Gigante do agroenergia Raízen pede recuperação extrajudicial para dívida de mais de R$ 65 bilhões
A Raízen, líder global na produção de etanol e biomassa de cana-de-açúcar, anunciou nesta quarta-feira (11) a apresentação de um pedido de recuperação extrajudicial. A medida visa a renegociação de suas dívidas financeiras, que somam expressivos R$ 65,1 bilhões.
Segundo comunicado oficial da companhia, a proposta de reestruturação já foi acordada com seus principais credores. O objetivo principal é assegurar um ambiente jurídico estável e adequado para a negociação e posterior implementação do plano de recuperação das dívidas financeiras quirografárias do Grupo Raízen.
As dívidas quirografárias são aquelas que não possuem garantias reais, como hipotecas, e, por isso, têm prioridade menor no recebimento em casos de falência ou recuperação judicial. A adesão dos credores é fundamental para o sucesso da iniciativa, conforme divulgado pela empresa.
Adesão de credores e prazo para homologação
O Plano de Recuperação Extrajudicial apresentado pela Raízen conta com a adesão de seus principais credores, representando mais de 47% das dívidas financeiras quirografárias.
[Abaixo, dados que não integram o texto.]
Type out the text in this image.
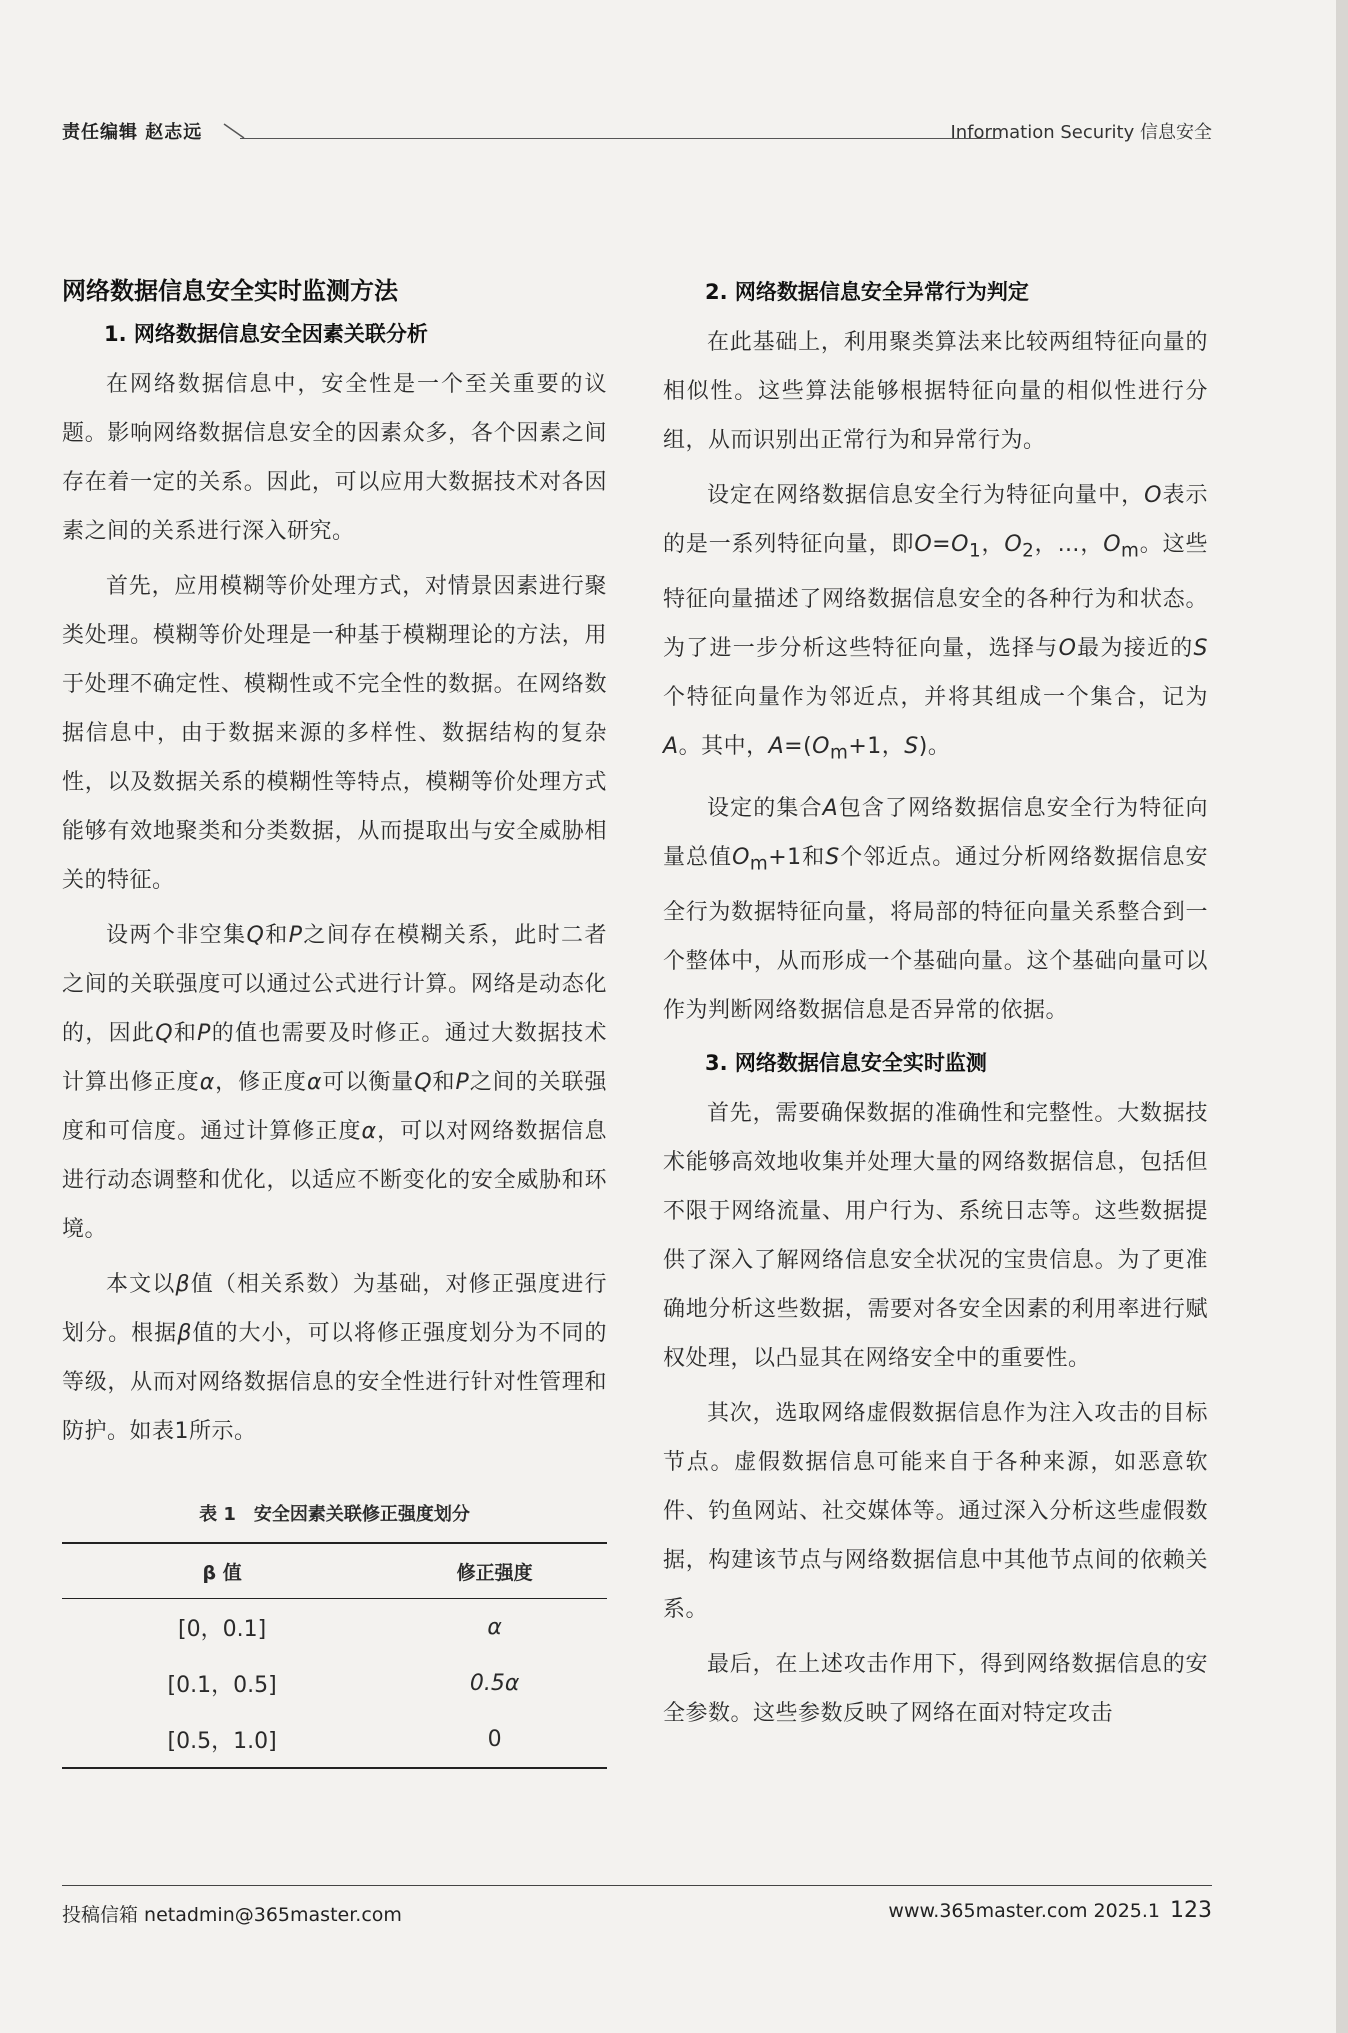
责任编辑 赵志远	Information Security 信息安全
网络数据信息安全实时监测方法
1. 网络数据信息安全因素关联分析

在网络数据信息中，安全性是一个至关重要的议题。影响网络数据信息安全的因素众多，各个因素之间存在着一定的关系。因此，可以应用大数据技术对各因素之间的关系进行深入研究。

首先，应用模糊等价处理方式，对情景因素进行聚类处理。模糊等价处理是一种基于模糊理论的方法，用于处理不确定性、模糊性或不完全性的数据。在网络数据信息中，由于数据来源的多样性、数据结构的复杂性，以及数据关系的模糊性等特点，模糊等价处理方式能够有效地聚类和分类数据，从而提取出与安全威胁相关的特征。

设两个非空集Q和P之间存在模糊关系，此时二者之间的关联强度可以通过公式进行计算。网络是动态化的，因此Q和P的值也需要及时修正。通过大数据技术计算出修正度α，修正度α可以衡量Q和P之间的关联强度和可信度。通过计算修正度α，可以对网络数据信息进行动态调整和优化，以适应不断变化的安全威胁和环境。

本文以β值（相关系数）为基础，对修正强度进行划分。根据β值的大小，可以将修正强度划分为不同的等级，从而对网络数据信息的安全性进行针对性管理和防护。如表1所示。

表 1　安全因素关联修正强度划分
β 值	修正强度
[0，0.1]	α
[0.1，0.5]	0.5α
[0.5，1.0]	0
2. 网络数据信息安全异常行为判定

在此基础上，利用聚类算法来比较两组特征向量的相似性。这些算法能够根据特征向量的相似性进行分组，从而识别出正常行为和异常行为。

设定在网络数据信息安全行为特征向量中，O表示的是一系列特征向量，即$O=O_1$，$O_2$，…，$O_m$。这些特征向量描述了网络数据信息安全的各种行为和状态。为了进一步分析这些特征向量，选择与O最为接近的S个特征向量作为邻近点，并将其组成一个集合，记为A。其中，$A=(O_m+1$，S)。

设定的集合A包含了网络数据信息安全行为特征向量总值$O_m+1$和S个邻近点。通过分析网络数据信息安全行为数据特征向量，将局部的特征向量关系整合到一个整体中，从而形成一个基础向量。这个基础向量可以作为判断网络数据信息是否异常的依据。

3. 网络数据信息安全实时监测

首先，需要确保数据的准确性和完整性。大数据技术能够高效地收集并处理大量的网络数据信息，包括但不限于网络流量、用户行为、系统日志等。这些数据提供了深入了解网络信息安全状况的宝贵信息。为了更准确地分析这些数据，需要对各安全因素的利用率进行赋权处理，以凸显其在网络安全中的重要性。

其次，选取网络虚假数据信息作为注入攻击的目标节点。虚假数据信息可能来自于各种来源，如恶意软件、钓鱼网站、社交媒体等。通过深入分析这些虚假数据，构建该节点与网络数据信息中其他节点间的依赖关系。

最后，在上述攻击作用下，得到网络数据信息的安全参数。这些参数反映了网络在面对特定攻击

投稿信箱 netadmin@365master.com	www.365master.com 2025.1 123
Este percentual supera o quórum mínimo legal de um terço dos créditos afetados, o que é suficiente para o ajuizamento do pedido.
A companhia terá um prazo de 90 dias, a partir do processamento da recuperação extrajudicial, para obter o percentual necessário para a homologação do seu plano. Com isso, espera-se vincular 100% dos créditos sujeitos aos novos termos e condições de pagamento a serem definidos no plano.
Escopo da recuperação e impacto nos negócios
É importante destacar que a iniciativa da Raízen tem um escopo limitado. A recuperação extrajudicial **não abrange as dívidas e obrigações com clientes, fornecedores, revendedores e outros parceiros de negócios**. Essas relações permanecem vigentes e sendo cumpridas normalmente, conforme os contratos estabelecidos.
O plano de recuperação extrajudicial pode envolver diversas estratégias, como a capitalização do Grupo Raízen por seus acionistas, a conversão de parte dos créditos em participação acionária na companhia, a substituição de parte dos créditos por novas dívidas, além de reorganizações societárias e a venda de ativos.
Raízen: um gigante em números
O Grupo Raízen é uma força expressiva no setor, empregando mais de 45 mil colaboradores e contando com 15 mil parceiros de negócios em todo o Brasil. A empresa controla 35 usinas de produção de açúcar, etanol e bioenergia, e registrou uma receita líquida de R$ 255,3 bilhões na safra 2024/2025.
A companhia busca tranquilizar seus acionistas e parceiros, afirmando que **as operações do Grupo Raízen seguem sendo conduzidas normalmente**. A Raízen se comprometeu a manter todos informados sobre quaisquer desdobramentos relevantes relacionados a este processo. A informação foi divulgada pela própria Raízen.